Honduras, however, is closer. Last year the nation’s oligarchs and the military forced out the elected President, Manuel Zalaya, who was doing too much for the poor of his country, who make up the overwhelming majority of the population. While Lula’s Brazil offered dramatic support, sheltering Zalaya in their embassy- signaling, at least, that he wasn’t going to tolerate coups returning as a Latin American trend – the Obama administration tacitly blessed the overthrow by doing nothing to help Zalaya. Sham election were eventually held, but the left wasn’t allowed to participate and the winner of a run-off between two pro-oligarchs was embraced by the US.

It is in this context that perhaps the greatest Honduran side in history takes the field in South Africa. Made up entirely of Indiginous, mestizio, and African-Honduran players, the side resembles the population of the country – not the oligarchic families who have ruled the nation since it’s inception. Wilson Palacios, of Tottenham Hotspurs, and Maynor Figueroa of Wigan Athletic are both established stars in the English Premier League – and while the side is given little hope of advancing from a first-round group that includes tournament favorite Span and a Chilean side considered one of the sleepers in the tournament, Honduras is poised to be much more competitive than the nation’s fans could ever have expected only a few years ago.

So, what does a national side like Honduras represent, if anything, politically to its fans, to the nation – what about to political-minded people around the globe. Should the team be shunned, rooted against as there’s a long-history of repressive political regimes embracing successful national sides for their political gain and glory (a sin the left is as guilty of as the right, witness the propaganda surrounding Soviet and Eastern European sides during the cold war years) – or should the team be embraced as the champions of the people of Honduras.

It seems almost a foreign question to ask in 2010 – was in the 60s and 70s? Has anything changed in this regard? Many sports journalists loudly declare that such questions are inappropriate, that they ruin the game on the field, that fans hate such intrusions into the sanctuary from the “real world” that spectator sports provide for fans. To my mind, those journalists simply should shut up, they speak only for themselves, as they, in effect, demand that sports fans be infantile and stupid – all the sports fans I know are more than capable of enjoying and revelling in the games on the field while also considering the deeper issues of the day, often looked at directly through the lense provide by the sports events itself.
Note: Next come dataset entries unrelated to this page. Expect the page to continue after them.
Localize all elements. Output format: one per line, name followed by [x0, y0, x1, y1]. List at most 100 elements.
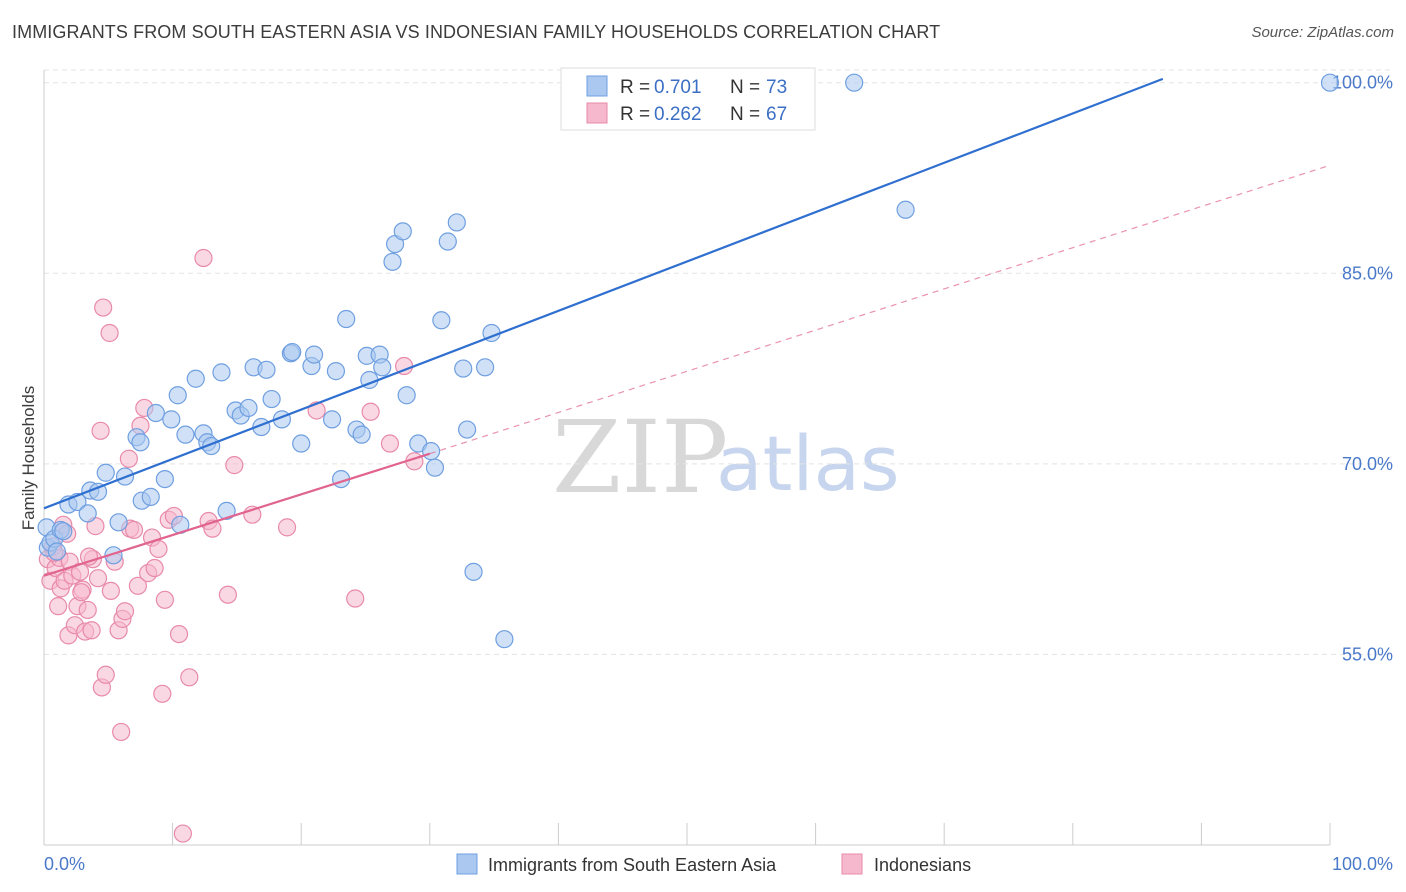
y-tick-label: 70.0%	[1342, 454, 1393, 474]
point-immigrants-se-asia	[78, 504, 97, 523]
point-immigrants-se-asia	[292, 434, 311, 453]
point-indonesians	[155, 590, 174, 609]
bottom-legend-swatch-pink	[841, 853, 863, 875]
point-indonesians	[49, 597, 68, 616]
point-immigrants-se-asia	[352, 425, 371, 444]
point-immigrants-se-asia	[464, 562, 483, 581]
point-immigrants-se-asia	[212, 363, 231, 382]
point-immigrants-se-asia	[454, 359, 473, 378]
point-indonesians	[96, 665, 115, 684]
trend-line-immigrants-se-asia	[43, 77, 1164, 510]
point-immigrants-se-asia	[322, 410, 342, 429]
legend-top: R = 0.701 N = 73 R = 0.262 N = 67	[560, 67, 816, 131]
point-immigrants-se-asia	[168, 386, 187, 405]
series-immigrants-se-asia	[37, 73, 1340, 649]
point-indonesians	[112, 722, 131, 742]
point-immigrants-se-asia	[896, 200, 915, 219]
point-immigrants-se-asia	[283, 342, 302, 362]
point-immigrants-se-asia	[262, 389, 281, 409]
point-immigrants-se-asia	[326, 362, 346, 381]
legend-bottom: Immigrants from South Eastern Asia Indon…	[456, 853, 971, 875]
x-axis-tick-labels: 0.0% 100.0%	[44, 854, 1393, 874]
point-immigrants-se-asia	[383, 252, 402, 271]
bottom-legend-swatch-blue	[456, 853, 478, 875]
point-immigrants-se-asia	[447, 213, 466, 232]
point-indonesians	[194, 248, 213, 268]
x-tick-label-max: 100.0%	[1332, 854, 1393, 874]
point-indonesians	[124, 520, 144, 540]
point-immigrants-se-asia	[146, 403, 165, 423]
point-immigrants-se-asia	[373, 358, 392, 377]
point-indonesians	[173, 824, 192, 843]
trend-lines	[43, 77, 1331, 577]
legend-r-label-blue: R =	[620, 77, 650, 98]
y-tick-label: 100.0%	[1332, 73, 1393, 93]
x-tick-label-min: 0.0%	[44, 854, 85, 874]
bottom-legend-label-pink: Indonesians	[874, 855, 971, 875]
point-immigrants-se-asia	[432, 311, 451, 330]
point-indonesians	[346, 589, 365, 608]
point-indonesians	[145, 558, 164, 578]
point-immigrants-se-asia	[155, 469, 174, 489]
legend-r-label-pink: R =	[620, 104, 650, 125]
y-axis-tick-labels: 55.0% 70.0% 85.0% 100.0%	[1332, 73, 1393, 665]
legend-n-label-pink: N =	[730, 104, 760, 125]
legend-r-value-blue: 0.701	[654, 77, 702, 98]
point-indonesians	[88, 569, 108, 588]
x-axis-ticks	[43, 823, 1331, 845]
point-immigrants-se-asia	[421, 442, 441, 461]
point-immigrants-se-asia	[495, 630, 514, 649]
legend-swatch-blue	[586, 75, 608, 97]
point-indonesians	[169, 624, 189, 644]
point-indonesians	[119, 449, 138, 468]
point-immigrants-se-asia	[217, 501, 236, 520]
point-immigrants-se-asia	[457, 420, 477, 439]
point-immigrants-se-asia	[162, 410, 181, 429]
point-indonesians	[100, 323, 119, 343]
point-immigrants-se-asia	[438, 232, 457, 251]
legend-swatch-pink	[586, 102, 608, 124]
y-tick-label: 85.0%	[1342, 263, 1393, 283]
point-immigrants-se-asia	[109, 513, 128, 532]
point-immigrants-se-asia	[257, 360, 276, 379]
legend-r-value-pink: 0.262	[654, 104, 702, 125]
point-immigrants-se-asia	[186, 369, 205, 388]
point-indonesians	[82, 621, 101, 640]
point-indonesians	[225, 456, 244, 475]
point-indonesians	[218, 585, 237, 604]
point-indonesians	[78, 600, 97, 620]
point-immigrants-se-asia	[47, 542, 66, 561]
point-indonesians	[94, 298, 113, 317]
point-immigrants-se-asia	[845, 73, 864, 92]
point-indonesians	[72, 583, 91, 602]
point-immigrants-se-asia	[1320, 73, 1340, 92]
legend-n-value-pink: 67	[766, 104, 787, 125]
point-immigrants-se-asia	[176, 425, 195, 444]
y-tick-label: 55.0%	[1342, 644, 1393, 664]
point-indonesians	[149, 539, 168, 559]
bottom-legend-label-blue: Immigrants from South Eastern Asia	[488, 855, 777, 875]
point-immigrants-se-asia	[393, 222, 412, 241]
point-immigrants-se-asia	[337, 309, 356, 329]
watermark-zip: ZIP	[552, 399, 728, 516]
point-indonesians	[91, 421, 110, 440]
point-immigrants-se-asia	[475, 358, 495, 377]
point-indonesians	[180, 668, 199, 687]
trend-line-indonesians	[43, 452, 431, 577]
point-immigrants-se-asia	[54, 522, 73, 541]
series-indonesians	[38, 248, 424, 843]
point-indonesians	[101, 581, 120, 601]
point-indonesians	[361, 402, 380, 421]
point-immigrants-se-asia	[131, 433, 150, 452]
point-indonesians	[380, 434, 400, 453]
chart-title: IMMIGRANTS FROM SOUTH EASTERN ASIA VS IN…	[12, 22, 941, 42]
point-immigrants-se-asia	[96, 463, 115, 482]
point-indonesians	[128, 576, 147, 595]
point-immigrants-se-asia	[304, 345, 324, 364]
point-indonesians	[153, 684, 172, 703]
point-immigrants-se-asia	[397, 386, 416, 405]
legend-n-label-blue: N =	[730, 77, 760, 98]
point-immigrants-se-asia	[141, 487, 160, 506]
point-indonesians	[277, 518, 297, 537]
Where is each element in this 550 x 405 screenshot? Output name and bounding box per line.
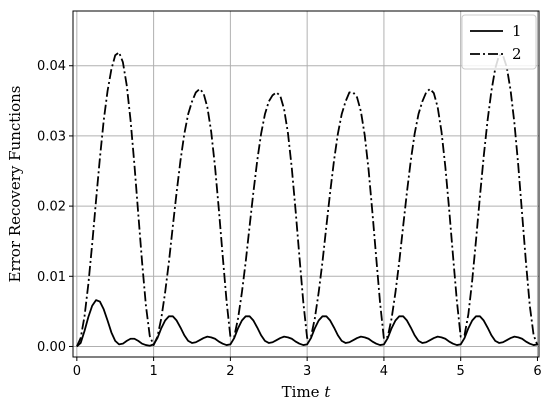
legend-entry-series-2: 2 bbox=[512, 45, 522, 63]
grid-lines bbox=[73, 11, 539, 357]
legend-entry-series-1: 1 bbox=[512, 22, 522, 40]
plot-lines bbox=[76, 51, 539, 348]
series-line-2 bbox=[76, 51, 539, 347]
x-tick-label: 0 bbox=[73, 364, 81, 379]
legend-box bbox=[461, 14, 537, 70]
x-tick-label: 4 bbox=[380, 364, 388, 379]
legend: 1 2 bbox=[461, 14, 537, 70]
x-tick-label: 5 bbox=[457, 364, 465, 379]
y-tick-label: 0.00 bbox=[37, 340, 66, 355]
y-tick-label: 0.04 bbox=[37, 59, 66, 74]
x-tick-label: 3 bbox=[303, 364, 311, 379]
y-tick-label: 0.01 bbox=[37, 270, 66, 285]
y-tick-label: 0.02 bbox=[37, 200, 66, 215]
x-axis-label: Time t bbox=[282, 383, 332, 401]
x-tick-label: 6 bbox=[533, 364, 541, 379]
plot-frame bbox=[72, 10, 540, 358]
y-tick-label: 0.03 bbox=[37, 129, 66, 144]
axis-ticks: 0 1 2 3 4 5 6 0.00 0.01 0.02 0.03 0.04 bbox=[37, 59, 542, 379]
x-tick-label: 2 bbox=[226, 364, 234, 379]
x-tick-label: 1 bbox=[149, 364, 157, 379]
y-axis-label: Error Recovery Functions bbox=[6, 86, 24, 283]
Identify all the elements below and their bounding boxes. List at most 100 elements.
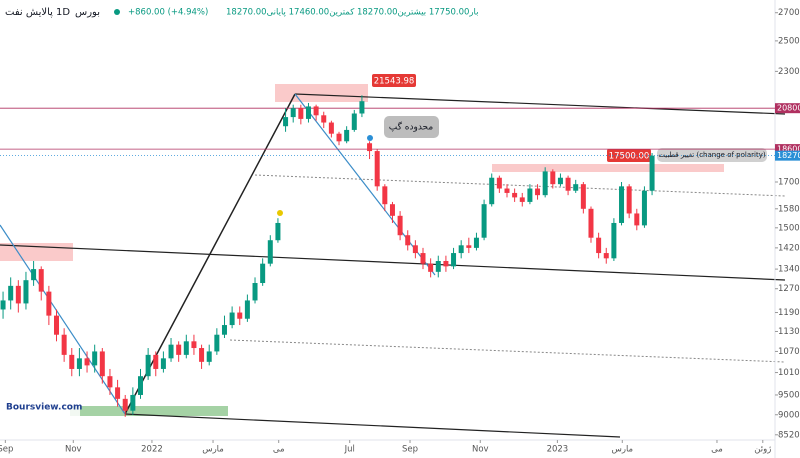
candle-body xyxy=(634,213,640,226)
label-box xyxy=(372,74,416,87)
candle-body xyxy=(214,334,220,352)
candle-body xyxy=(512,192,518,198)
candle-body xyxy=(374,151,380,187)
y-tick-label: 13400 xyxy=(778,265,800,275)
y-tick-label: 15000 xyxy=(778,223,800,233)
y-tick-label: 11900 xyxy=(778,308,800,318)
annotation: تغییر قطبیت (change of polarity) xyxy=(658,151,765,159)
candle-body xyxy=(84,358,90,366)
candle-body xyxy=(199,348,205,362)
y-tick-label: 15800 xyxy=(778,204,800,214)
y-tick-label: 10100 xyxy=(778,368,800,378)
candle-body xyxy=(99,351,105,377)
candle-body xyxy=(260,263,266,284)
drawings: 21543.98 17500.00 محدوده گپ تغییر قطبیت … xyxy=(0,74,786,438)
candle-body xyxy=(466,245,472,248)
candle-body xyxy=(382,186,388,205)
candle-body xyxy=(344,129,350,142)
y-tick-label: 17000 xyxy=(778,178,800,188)
candle-body xyxy=(542,171,548,196)
candle-body xyxy=(221,325,227,335)
candle-body xyxy=(305,106,311,119)
x-tick-label: Sep xyxy=(402,445,418,455)
candle-body xyxy=(244,300,250,319)
y-tick-label: 12700 xyxy=(778,284,800,294)
x-tick-label: Nov xyxy=(472,445,489,455)
leg-line xyxy=(0,224,126,415)
candle-body xyxy=(573,184,579,191)
candle-body xyxy=(153,354,159,369)
x-tick-label: می xyxy=(711,445,723,455)
trend-line xyxy=(0,244,786,281)
candle-body xyxy=(580,184,586,209)
candle-body xyxy=(565,177,571,191)
y-tick-label: 11300 xyxy=(778,327,800,337)
price-label: 18270 xyxy=(777,151,800,160)
candle-body xyxy=(619,186,625,223)
candle-body xyxy=(283,117,289,127)
candle-body xyxy=(481,204,487,238)
candle-body xyxy=(428,263,434,272)
price-label: 18600 xyxy=(777,145,800,154)
candle-body xyxy=(359,101,365,114)
candle-body xyxy=(237,312,243,319)
axis: 8520 9000 9500 10100 10700 11300 11900 12700 134… xyxy=(0,8,800,454)
candle-body xyxy=(649,155,655,191)
candle-body xyxy=(23,280,29,304)
candle-body xyxy=(504,188,510,193)
candle-body xyxy=(351,113,357,130)
exchange: بورس xyxy=(75,7,100,18)
candle-body xyxy=(69,354,75,369)
candle-body xyxy=(328,122,334,134)
candle-body xyxy=(626,186,632,214)
candle-body xyxy=(183,341,189,355)
zone xyxy=(492,164,724,172)
candle-body xyxy=(420,253,426,264)
candle-body xyxy=(115,387,121,399)
zone xyxy=(275,84,368,102)
candle-body xyxy=(145,354,151,377)
x-tick-label: Nov xyxy=(65,445,82,455)
x-tick-label: می xyxy=(273,445,285,455)
candle-body xyxy=(176,344,182,355)
price-label-box xyxy=(775,150,800,161)
dotted-line xyxy=(229,339,786,363)
x-tick-label: ژوئن xyxy=(754,445,771,455)
candle-body xyxy=(367,143,373,152)
candle-body xyxy=(603,253,609,259)
candle-body xyxy=(252,283,258,301)
candle-body xyxy=(54,315,60,335)
candle-body xyxy=(206,351,212,362)
ohlc: بار17750.00 بیشترین18270.00 کمترین17460.… xyxy=(226,8,478,18)
label-box xyxy=(657,148,767,162)
candle-body xyxy=(46,291,52,316)
candle-body xyxy=(519,197,525,202)
annotation: محدوده گپ xyxy=(389,121,434,133)
candle-body xyxy=(458,245,464,254)
candle-body xyxy=(496,177,502,189)
x-tick-label: Sep xyxy=(0,445,13,455)
trend-line xyxy=(294,93,786,115)
candle-body xyxy=(473,237,479,248)
y-tick-label: 9000 xyxy=(778,410,800,420)
candle-body xyxy=(130,394,136,411)
candle-body xyxy=(489,177,495,205)
candle-body xyxy=(397,215,403,236)
candle-body xyxy=(15,285,21,304)
annotation: 17500.00 xyxy=(609,152,650,162)
candle-body xyxy=(122,398,128,411)
candle-body xyxy=(298,108,304,119)
candle-body xyxy=(588,208,594,238)
candle-body xyxy=(443,260,449,267)
trend-line xyxy=(124,413,621,438)
y-tick-label: 14200 xyxy=(778,243,800,253)
x-tick-label: 2022 xyxy=(141,445,163,455)
x-tick-label: 2023 xyxy=(547,445,569,455)
x-tick-label: مارس xyxy=(611,445,633,455)
candle-body xyxy=(405,235,411,246)
watermark: Boursview.com xyxy=(6,403,82,413)
candle-body xyxy=(313,106,319,116)
marker xyxy=(277,210,283,216)
marker xyxy=(367,135,373,141)
candle-body xyxy=(61,334,67,355)
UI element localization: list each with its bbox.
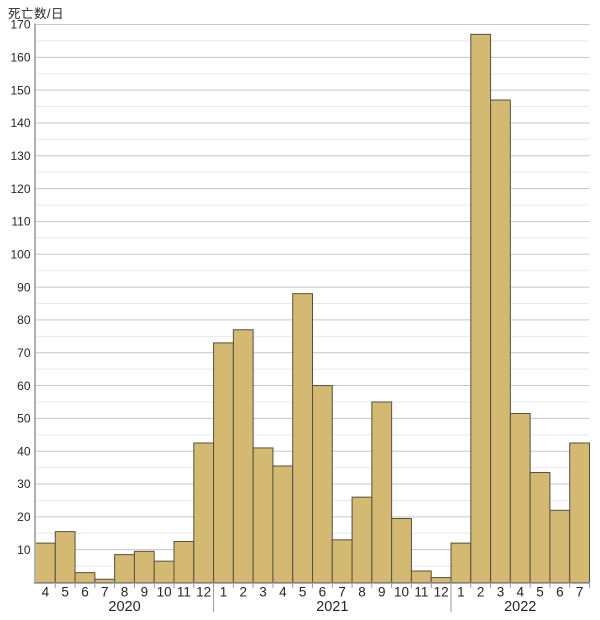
- x-axis-month-label: 8: [121, 585, 129, 600]
- x-axis-month-label: 9: [141, 585, 149, 600]
- bar: [509, 412, 531, 584]
- bar: [114, 554, 135, 583]
- x-axis-month-label: 4: [516, 585, 524, 600]
- y-axis-tick-label: 90: [17, 280, 31, 294]
- x-axis-month-label: 4: [279, 585, 287, 600]
- y-axis-tick-label: 40: [17, 444, 31, 458]
- x-axis-month-label: 6: [319, 585, 327, 600]
- bar: [153, 560, 175, 584]
- x-axis-month-label: 3: [259, 585, 267, 600]
- bar: [450, 542, 472, 583]
- x-axis-month-label: 12: [196, 585, 211, 600]
- x-axis-month-label: 10: [157, 585, 172, 600]
- bar: [391, 517, 412, 584]
- bar: [312, 385, 333, 584]
- x-axis-month-label: 5: [536, 585, 544, 600]
- bar: [529, 472, 551, 583]
- x-axis-month-label: 1: [457, 585, 465, 600]
- x-axis-year-label: 2020: [108, 599, 140, 615]
- x-axis-month-label: 6: [556, 585, 564, 600]
- x-axis-month-label: 4: [42, 585, 50, 600]
- y-axis-tick-label: 100: [10, 247, 30, 261]
- bar: [470, 33, 492, 584]
- bar: [252, 447, 274, 583]
- bar: [549, 509, 571, 583]
- x-axis-month-label: 7: [576, 585, 584, 600]
- y-axis-tick-label: 170: [10, 18, 30, 32]
- y-axis-title: 死亡数/日: [8, 7, 64, 21]
- bar: [410, 570, 432, 584]
- bar: [292, 293, 314, 583]
- y-axis-tick-label: 30: [17, 477, 31, 491]
- bar: [173, 540, 195, 583]
- y-axis-tick-label: 150: [10, 83, 30, 97]
- x-axis-month-label: 1: [220, 585, 228, 600]
- x-axis-month-label: 2: [477, 585, 485, 600]
- bar: [74, 572, 96, 584]
- x-axis-year-label: 2021: [316, 599, 348, 615]
- x-axis-month-label: 8: [358, 585, 366, 600]
- x-axis-month-label: 5: [299, 585, 307, 600]
- x-axis-month-label: 10: [394, 585, 409, 600]
- x-axis-month-label: 9: [378, 585, 386, 600]
- y-axis-tick-label: 80: [17, 313, 31, 327]
- x-axis-month-label: 3: [497, 585, 505, 600]
- y-axis-tick-label: 60: [17, 379, 31, 393]
- bar: [35, 542, 56, 583]
- bar: [272, 465, 294, 583]
- x-axis-month-label: 7: [101, 585, 109, 600]
- x-axis-month-label: 12: [434, 585, 449, 600]
- x-axis-month-label: 11: [177, 585, 191, 600]
- bar: [193, 442, 215, 583]
- x-axis-month-label: 6: [81, 585, 89, 600]
- bar: [371, 401, 393, 583]
- bar: [331, 539, 353, 583]
- y-axis-tick-label: 10: [17, 543, 31, 557]
- bar: [94, 578, 116, 584]
- y-axis-tick-label: 130: [10, 149, 30, 163]
- x-axis-month-label: 2: [239, 585, 247, 600]
- bar: [569, 442, 591, 583]
- bar: [490, 99, 511, 584]
- x-axis-month-label: 7: [338, 585, 346, 600]
- bar: [133, 550, 155, 583]
- y-axis-tick-label: 20: [17, 510, 31, 524]
- y-axis-tick-label: 110: [11, 215, 30, 229]
- x-axis-month-label: 5: [61, 585, 69, 600]
- bar: [213, 342, 234, 584]
- y-axis-tick-label: 70: [17, 346, 31, 360]
- x-axis-month-label: 11: [414, 585, 428, 600]
- y-axis-tick-label: 140: [10, 116, 30, 130]
- bar: [430, 577, 452, 584]
- bar: [351, 496, 373, 583]
- y-axis-tick-label: 160: [10, 51, 30, 65]
- bar: [232, 329, 254, 583]
- y-axis-tick-label: 50: [17, 412, 31, 426]
- y-axis-tick-label: 120: [10, 182, 30, 196]
- x-axis-year-label: 2022: [504, 599, 536, 615]
- bar: [54, 531, 76, 584]
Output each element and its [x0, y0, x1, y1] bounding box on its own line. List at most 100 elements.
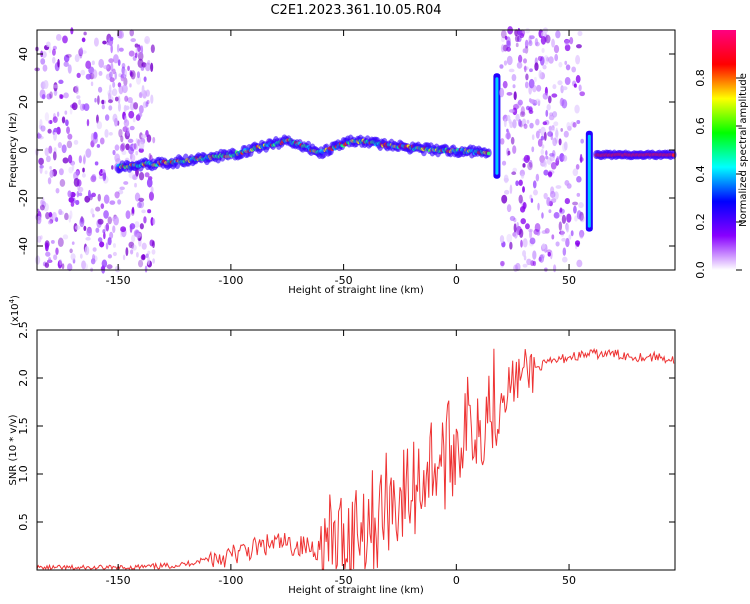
noise-blob — [114, 191, 120, 199]
noise-blob — [543, 169, 549, 176]
noise-blob — [564, 39, 570, 46]
noise-blob — [35, 255, 41, 265]
noise-blob — [131, 244, 137, 251]
noise-blob — [57, 260, 63, 269]
noise-blob — [120, 226, 127, 233]
noise-blob — [123, 119, 130, 127]
noise-blob — [92, 69, 98, 79]
noise-blob — [555, 241, 560, 247]
noise-blob — [103, 232, 106, 240]
noise-blob — [532, 85, 537, 93]
noise-blob — [576, 176, 582, 183]
noise-blob — [551, 38, 555, 48]
noise-blob — [121, 62, 126, 69]
noise-blob — [47, 177, 52, 185]
noise-blob — [515, 42, 519, 48]
noise-blob — [515, 180, 519, 187]
noise-blob — [130, 38, 136, 43]
noise-blob — [147, 209, 152, 214]
noise-blob — [130, 249, 134, 255]
noise-blob — [579, 232, 584, 239]
noise-blob — [129, 71, 134, 78]
noise-blob — [512, 119, 517, 129]
noise-blob — [81, 173, 86, 178]
noise-blob — [49, 165, 52, 170]
noise-blob — [537, 55, 543, 62]
noise-blob — [79, 217, 85, 228]
noise-blob — [42, 64, 48, 72]
y-tick-label: -40 — [17, 237, 30, 255]
noise-blob — [503, 177, 509, 183]
noise-blob — [94, 97, 97, 103]
noise-blob — [567, 125, 572, 131]
noise-blob — [65, 119, 69, 127]
noise-blob — [538, 69, 543, 79]
noise-blob — [144, 172, 150, 178]
noise-blob — [118, 30, 124, 39]
noise-blob — [50, 239, 55, 244]
noise-blob — [74, 54, 80, 63]
noise-blob — [508, 119, 512, 125]
noise-blob — [76, 72, 81, 78]
noise-blob — [70, 27, 74, 35]
noise-blob — [143, 76, 147, 82]
noise-blob — [117, 199, 122, 205]
noise-blob — [136, 75, 142, 85]
spectrogram-y-label: Frequency (Hz) — [8, 112, 19, 188]
noise-blob — [91, 60, 95, 66]
noise-blob — [555, 30, 561, 39]
noise-blob — [77, 186, 84, 193]
noise-blob — [575, 75, 581, 84]
noise-blob — [86, 119, 90, 127]
noise-blob — [79, 47, 84, 56]
noise-blob — [94, 161, 99, 166]
noise-blob — [513, 91, 517, 101]
noise-blob — [118, 73, 123, 78]
noise-blob — [107, 216, 113, 225]
noise-blob — [543, 131, 547, 141]
noise-blob — [90, 208, 94, 215]
noise-blob — [519, 206, 526, 213]
noise-blob — [550, 198, 557, 204]
noise-blob — [40, 125, 46, 132]
y-tick-label: 1.0 — [17, 465, 30, 483]
noise-blob — [97, 237, 103, 243]
noise-blob — [140, 45, 144, 55]
noise-blob — [97, 86, 103, 93]
y-tick-label: 40 — [17, 47, 30, 61]
noise-blob — [136, 251, 139, 258]
noise-blob — [528, 34, 532, 45]
noise-blob — [512, 107, 518, 116]
noise-blob — [65, 53, 72, 58]
noise-blob — [83, 31, 87, 36]
noise-blob — [105, 73, 112, 80]
noise-blob — [145, 101, 149, 108]
noise-blob — [128, 171, 134, 179]
spike-core — [587, 134, 591, 228]
noise-blob — [546, 157, 552, 165]
noise-blob — [127, 138, 134, 144]
noise-blob — [52, 151, 57, 161]
noise-blob — [85, 60, 92, 70]
noise-blob — [520, 106, 525, 116]
noise-blob — [105, 222, 110, 232]
noise-blob — [540, 148, 545, 156]
noise-blob — [131, 174, 138, 181]
snr-multiplier: (x104) — [8, 295, 21, 326]
noise-blob — [520, 173, 525, 179]
noise-blob — [83, 103, 90, 112]
noise-blob — [110, 44, 113, 54]
noise-blob — [543, 192, 548, 200]
noise-blob — [568, 234, 572, 240]
noise-blob — [506, 91, 513, 96]
noise-blob — [121, 150, 127, 156]
noise-blob — [578, 84, 582, 92]
noise-blob — [92, 213, 95, 218]
noise-blob — [90, 81, 94, 87]
noise-blob — [524, 81, 529, 89]
noise-blob — [56, 33, 62, 41]
colorbar-tick-label: 0.4 — [694, 165, 707, 183]
x-tick-label: 0 — [453, 574, 460, 587]
noise-blob — [101, 259, 108, 268]
colorbar-tick-label: 0.2 — [694, 213, 707, 231]
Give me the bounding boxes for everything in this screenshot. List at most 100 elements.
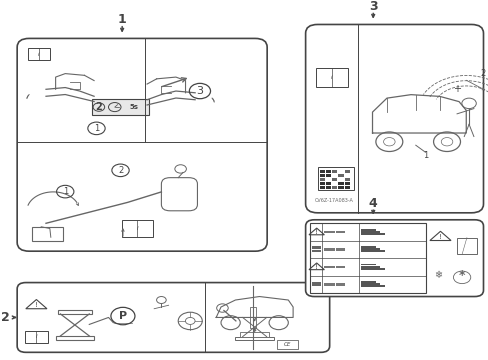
Bar bbox=[32, 227, 63, 241]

Texts have many readings, and this is as true of sports as it is of art and literature – in fact, anyone who suggests you shouldn’t let your mind go wherever it wants when involved in leisure activities (i.e. watching or playing sports) would be very unpopular on the playground.

Though, of course, much of the world will object that soccer is much more important than a leisure activity – but the texture of that objection is not at the inclusion of politics and economics but clearly through its inclusion – look at the majority of Manchester-based Man U fans who embraced the protest movement against the current American owners demanding that the team essentially be socialized – and, in general, the finances of global soccer have provided a clear window into the brutally unjust fall-out from the global financial crisis (clubs folding, others being propelled to the top of the game via some international billionaire as deus ex machina).

Of course, Honduras has a priveleged and infamous place in the history of soccer and politics – as a four day war broke out between El Salvador and Honduras after their national teams squared off for a World Cup qualifying match in July 1969. the conflict, known as the Soccer War. The military battle was inconclusive – less so on the soccer field as El Salvador proceeded to qualify for the finals in Mexico in 1970.

The episode betrays the level of passion for football in Honduras and throughout Central America (and, of course, the world). As the domestic situation in Honduras remains on a razors edge, and the sport as central to the lives of Honduras, the nuances of the political significance of this year’s national team is an issue that The People’s Game will unearth.